Energized by impeachment report, Democrats ponder how to pry answers from White House

As House Democrats met for the first time Wednesday following the release of a sweeping impeachment report accusing President Trump of widespread abuse of power in the Ukraine scandal, a number of lawmakers want to focus on getting the administration to produce even more information.

Frustration that the White House has broadly stonewalled Congress will likely be the basis of one of the articles of impeachment, based on obstruction. The White House repeatedly attempted to block officials from appearing for testimony or providing documents, though some, including Gordon Sondland, U.S. ambassador to the European Union, chose to appear anyway.

“I do feel it is absolutely essential we demand accountability of those who have thumbed their nose at the Congress,” said Rep. Jim Himes, a Connecticut Democrat and one of the lead investigators in the impeachment probe. “If you were subpoenaed — and the courts are backing us up on this — you show up. And if you don’t show up there has to be consequences. So all those individuals who have said, ‘I may not,’ or ‘I will not answer a congressional subpoena,’ they need to be made an example of.”

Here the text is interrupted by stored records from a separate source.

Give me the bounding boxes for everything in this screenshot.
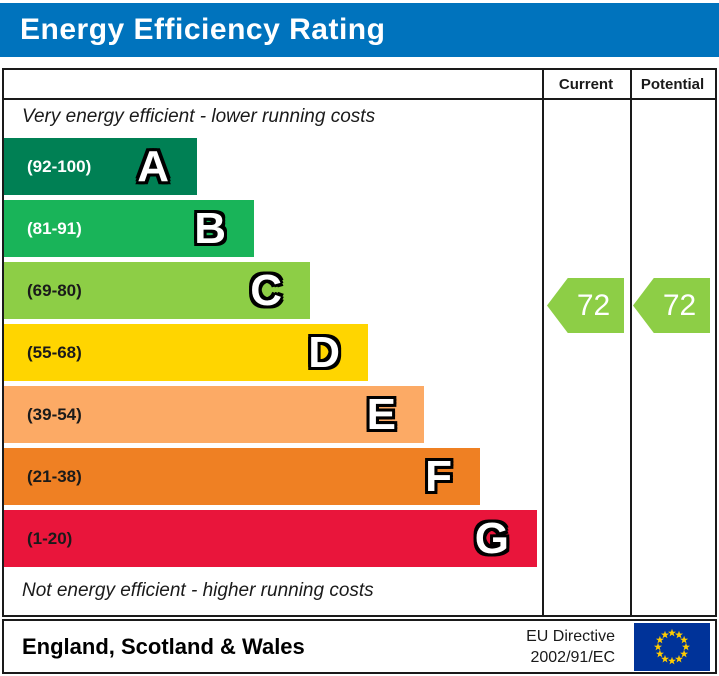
bottom-caption: Not energy efficient - higher running co… (22, 580, 374, 601)
band-row-c: (69-80) C (4, 262, 310, 319)
band-range-label: (39-54) (27, 404, 82, 424)
band-range-label: (21-38) (27, 466, 82, 486)
table-header-row (4, 70, 715, 100)
band-row-f: (21-38) F (4, 448, 480, 505)
band-range-label: (55-68) (27, 342, 82, 362)
band-row-a: (92-100) A (4, 138, 197, 195)
band-row-d: (55-68) D (4, 324, 368, 381)
band-row-e: (39-54) E (4, 386, 424, 443)
footer-bar: England, Scotland & Wales EU Directive 2… (2, 619, 717, 674)
eu-directive-line1: EU Directive (526, 627, 615, 645)
band-range-label: (69-80) (27, 280, 82, 300)
band-letter: A (137, 141, 169, 191)
band-letter: E (366, 389, 396, 439)
band-row-b: (81-91) B (4, 200, 254, 257)
page-title: Energy Efficiency Rating (20, 13, 386, 46)
band-row-g: (1-20) G (4, 510, 537, 567)
current-column-header: Current (558, 75, 614, 93)
eu-directive-line2: 2002/91/EC (530, 648, 615, 666)
band-letter: G (474, 513, 509, 563)
potential-column-header: Potential (640, 75, 705, 93)
potential-column-divider (630, 70, 632, 615)
current-rating-arrow: 72 (547, 278, 624, 333)
region-label: England, Scotland & Wales (22, 633, 305, 659)
band-letter: C (250, 265, 282, 315)
band-letter: F (425, 451, 452, 501)
top-caption: Very energy efficient - lower running co… (22, 106, 376, 127)
current-rating-value: 72 (576, 288, 611, 322)
band-letter: B (194, 203, 226, 253)
potential-rating-arrow: 72 (633, 278, 710, 333)
band-range-label: (92-100) (27, 156, 92, 176)
band-range-label: (1-20) (27, 528, 73, 548)
band-range-label: (81-91) (27, 218, 82, 238)
eu-directive-label: EU Directive 2002/91/EC (526, 626, 615, 668)
band-letter: D (308, 327, 340, 377)
current-column-divider (542, 70, 544, 615)
eu-flag-icon (634, 622, 710, 671)
potential-rating-value: 72 (662, 288, 697, 322)
title-bar: Energy Efficiency Rating (0, 3, 719, 57)
rating-table: Current Potential Very energy efficient … (2, 68, 717, 617)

Democrats have generally taken a two-track strategy to impeachment and investigations, declining to wait on courts to rule that White House officials must testify, while also promising more investigations of Trump and associated figures.

Rank-and-file Democrats, led by Virginia Rep. Gerry Connolly, have occasionally talked about the idea of reinstituting “inherent contempt” — a policy that would allow the House to jail or fine anyone who doesn’t comply with subpoenas. But the idea has never taken off among Democratic leaders, who have taken a more cautious and narrow tack to the impeachment probe.

A television monitor displays a quote as constitutional law experts testify during a hearing before the House Judiciary Committee. (Photo: Jacquelyn Martin/AP)
A TV monitor displays a quote as constitutional law experts testify during a House Judiciary Committee hearing. (Photo: Jacquelyn Martin/AP)

And Republican fire has reinforced some of those concerns. “This is just a fishing expedition where they are hoping to fit the pieces in for the crime they have conjured up; it shouldn’t compel the executive branch in trying to [answer questions],” said Rep. Scott Perry, a Pennsylvania Republican. “All they’re trying to do is muck up the gears again.”

The 300-page impeachment report released Tuesday was built largely on previously known public testimony and public statements, like acting White House chief of staff Mick Mulvaney’s stunning admonition that the public “get over it” with regard to Trump asking the newly elected Ukrainian president to investigate the Biden family.

But perhaps the most surprising revelation in the report came not from the hours of testimony, but through subpoenaed cellphone records. The result revealed that Republican Rep. Devin Nunes, ranking member of the committee investigating Trump, may have been “complicit” in the Ukraine scandal, as House Intelligence Committee Chairman Adam Schiff said Tuesday.

Rep. Al Green, the Texas Democrat who led the call for impeachment stretching back to the start of Trump’s tenure, said that his Democratic colleagues should have moved against Trump at the first sign of obstruction and then gone back for more later.

“I would have said, ‘Listen, we’re not going to have this and we’re going to move forward with the impeachment of the president for what he is doing in obstructing this inquiry,’ and I would have moved forward with that because we can impeach more than once,” Green told Yahoo News Wednesday. “Impeach him for this. And then if the Senate decides they’re not going to take it up, as they probably should, and have a kangaroo court, then impeach him again for some of the other things.”

Rep. Al Green, D-Texas, watches the House Judiciary Committee hearing on the impeachment inquiry of President Trump in Longworth Building on Wednesday Dec. 4, 2019. (Photo: Caroline Brehman/CQ-Roll Call, Inc via Getty Images)
Rep. Al Green watches the House Judiciary Committee hearing on Wednesday. (Photo: Caroline Brehman/CQ-Roll Call via Getty Images)

But that fervor is precisely what House Speaker Nancy Pelosi and other Democratic leaders have been trying to keep a lid on as they look to keep impeachment tightly focused on the Ukraine scandal and not make it a sweeping condemnation of Trump. They have worried that broadening the impeachment to other issues may play into Trump’s argument that the Democrat-led effort is merely a coup attempt.

House Republicans echoed that argument Wednesday.

“If we are not careful we will see in the future the impeachment vehicle being used just flippantly really without regard for the rule of law or procedure,” said Rep. Chuck Fleischmann, a Tennessee Republican. “I worry about the future of our nation. I would hope the Democrats would realize all this and stop while they still can.”